向非农职业流动:农民生活史的一项研究,本文主要内容关键词为:生活史论文,非农论文,农民论文,职业论文,此文献不代表本站观点,内容供学术参考,文章仅供参考阅读下载。
一、研究假设及其解释
在典型的西方国家工业化过程中,农民转化为大工厂中的工人,是通过剥夺农村居民的土地、将农村人口驱逐到城市而实现的。正是这一过程,保证了大工业扩张时期的劳动力供给和再生产。而建国以来我国工业化、现代化的发展过程却表明,除了少数几个年份的特例以外,劳动力从农业向工商业部门的转移一直较为平稳。即使在80年代末90年代初开始的“民工潮”时期,农业劳动力的转移也仍未像西方工业化初期那样,将农村居民置于生存临界极限;相反,大量的研究表明,农民工的城市职业生涯是行动主体的自愿选择,他们不仅一有机会就自动滞留于城市,并且还源源不断地将城市的生活方式、观念以及挣得的收入,通过各种方式返回流出地。这种相距400余年的东西方工业化过程的比较,时常激发起人们对许多问题的思索。农民与非农之间的界限,是我国社会分层结构中最为基本的阶层分界,然而,近年国内关于农民工问题的研究,经济学侧重以剩余劳动力转移理论为基点,讨论农民流动的成因、规模(谌新民,1999;宋林飞,1995;陈莉,1999),社会学则侧重讨论农民进入城市的社会资本条件(王春光,1995;项飙,1998),以及他们的生存状态(李强,1995;北京大学“东莞民工调查课题组”,1995)和职业流动状态(李强,1999),也有学者指出了土地制度变革、粮票和户籍制度约束的松动、政策以及制度性安排等对农民非农化过程的重要影响(黄平,1997)。但这些研究很少从阶层地位变迁的角度,从农民工自身的人力资本条件、个人生活经历以及制度背景条件等方面去探讨突破这一阶层界限的深层原因,本文正是试图从这几个方面加以探讨。
假设一:关于制度、政策条件的假设
“推拉理论”认为,大量农村剩余劳动力向非农职业转化,主要是因为相对于农业部门而言,非农部门有更高的比较利益。本文的第一个假设即认为,比较利益虽然对农民向非农职业流动有着极为重要的意义,但是,在不同的历史阶段,由于制度背景的差异,其影响却并不能表现出来。是否向非农职业流动,更重要的是受到有关农民进城的政策条件的限制。
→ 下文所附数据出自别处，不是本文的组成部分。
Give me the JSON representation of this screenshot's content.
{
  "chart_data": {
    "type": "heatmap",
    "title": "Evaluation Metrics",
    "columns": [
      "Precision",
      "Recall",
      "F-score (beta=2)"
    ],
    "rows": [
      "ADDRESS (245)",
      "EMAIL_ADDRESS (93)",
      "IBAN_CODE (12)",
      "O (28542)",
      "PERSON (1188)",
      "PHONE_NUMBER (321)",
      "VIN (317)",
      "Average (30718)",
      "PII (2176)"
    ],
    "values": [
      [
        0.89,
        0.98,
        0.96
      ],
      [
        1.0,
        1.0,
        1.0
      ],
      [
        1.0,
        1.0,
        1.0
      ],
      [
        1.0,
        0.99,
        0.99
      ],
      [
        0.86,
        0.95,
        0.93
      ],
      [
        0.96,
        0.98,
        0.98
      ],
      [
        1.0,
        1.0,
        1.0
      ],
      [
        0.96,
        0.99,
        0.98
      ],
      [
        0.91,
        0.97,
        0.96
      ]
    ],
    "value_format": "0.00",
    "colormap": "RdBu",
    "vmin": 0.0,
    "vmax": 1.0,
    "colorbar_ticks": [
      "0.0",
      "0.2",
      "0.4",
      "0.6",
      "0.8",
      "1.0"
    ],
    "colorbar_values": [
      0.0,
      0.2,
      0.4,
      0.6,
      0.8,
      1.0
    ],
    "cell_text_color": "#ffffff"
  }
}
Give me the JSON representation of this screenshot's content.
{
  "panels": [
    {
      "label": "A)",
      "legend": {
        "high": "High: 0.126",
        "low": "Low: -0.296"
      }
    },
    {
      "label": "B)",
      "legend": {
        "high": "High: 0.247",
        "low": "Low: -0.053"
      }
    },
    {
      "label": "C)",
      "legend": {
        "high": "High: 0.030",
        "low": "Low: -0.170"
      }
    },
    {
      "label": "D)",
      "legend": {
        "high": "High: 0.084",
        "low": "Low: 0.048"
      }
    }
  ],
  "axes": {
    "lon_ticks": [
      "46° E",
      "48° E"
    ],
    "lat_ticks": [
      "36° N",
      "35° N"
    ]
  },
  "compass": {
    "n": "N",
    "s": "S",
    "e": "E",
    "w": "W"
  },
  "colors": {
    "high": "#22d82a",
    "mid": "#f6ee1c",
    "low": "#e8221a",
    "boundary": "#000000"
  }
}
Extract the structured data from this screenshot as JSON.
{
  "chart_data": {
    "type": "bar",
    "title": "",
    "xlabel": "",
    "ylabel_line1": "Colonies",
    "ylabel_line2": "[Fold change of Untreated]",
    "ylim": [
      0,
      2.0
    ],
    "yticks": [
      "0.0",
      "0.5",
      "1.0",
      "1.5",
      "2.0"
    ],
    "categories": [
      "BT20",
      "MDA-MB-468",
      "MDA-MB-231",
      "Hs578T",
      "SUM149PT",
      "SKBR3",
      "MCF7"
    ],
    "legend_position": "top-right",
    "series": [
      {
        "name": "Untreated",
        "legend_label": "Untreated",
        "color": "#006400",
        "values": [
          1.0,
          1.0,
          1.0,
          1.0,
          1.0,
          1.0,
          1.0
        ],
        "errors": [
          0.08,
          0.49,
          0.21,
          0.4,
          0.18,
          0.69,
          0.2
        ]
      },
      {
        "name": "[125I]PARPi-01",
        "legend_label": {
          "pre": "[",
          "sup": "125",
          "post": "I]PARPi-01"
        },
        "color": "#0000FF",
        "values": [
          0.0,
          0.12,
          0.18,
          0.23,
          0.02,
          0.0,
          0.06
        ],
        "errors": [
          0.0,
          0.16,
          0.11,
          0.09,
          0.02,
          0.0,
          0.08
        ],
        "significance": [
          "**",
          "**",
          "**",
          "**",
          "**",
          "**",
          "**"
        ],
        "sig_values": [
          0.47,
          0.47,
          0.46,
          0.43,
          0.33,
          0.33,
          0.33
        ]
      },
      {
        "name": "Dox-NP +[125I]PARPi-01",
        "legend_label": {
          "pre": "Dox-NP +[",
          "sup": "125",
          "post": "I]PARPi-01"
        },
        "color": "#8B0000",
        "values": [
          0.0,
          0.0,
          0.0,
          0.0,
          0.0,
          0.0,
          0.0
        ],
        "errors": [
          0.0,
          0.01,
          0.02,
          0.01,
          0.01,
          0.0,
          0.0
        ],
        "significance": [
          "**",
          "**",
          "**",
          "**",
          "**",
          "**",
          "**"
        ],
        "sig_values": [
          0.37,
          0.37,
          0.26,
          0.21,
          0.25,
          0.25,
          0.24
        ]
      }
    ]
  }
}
几乎在所有现代化问题的研究文献中,农民都至少是被隐含地当作传统观念、传统生活方式的典型,而城市人、都市生活大多被置于“传统—现代—后现代”连续体中靠后的位置。在研究中国问题的大多数中外文献中,也几乎都把农民当作一个弱势的阶层或群体,他们的社会经济地位、生活境遇在现代化过程中稳定地处于劣势状态,因而农民一旦发生了职业或地位的流动,那么不管流动以什么方式进行,绝大多数都将是向上的流动(李强,1999)。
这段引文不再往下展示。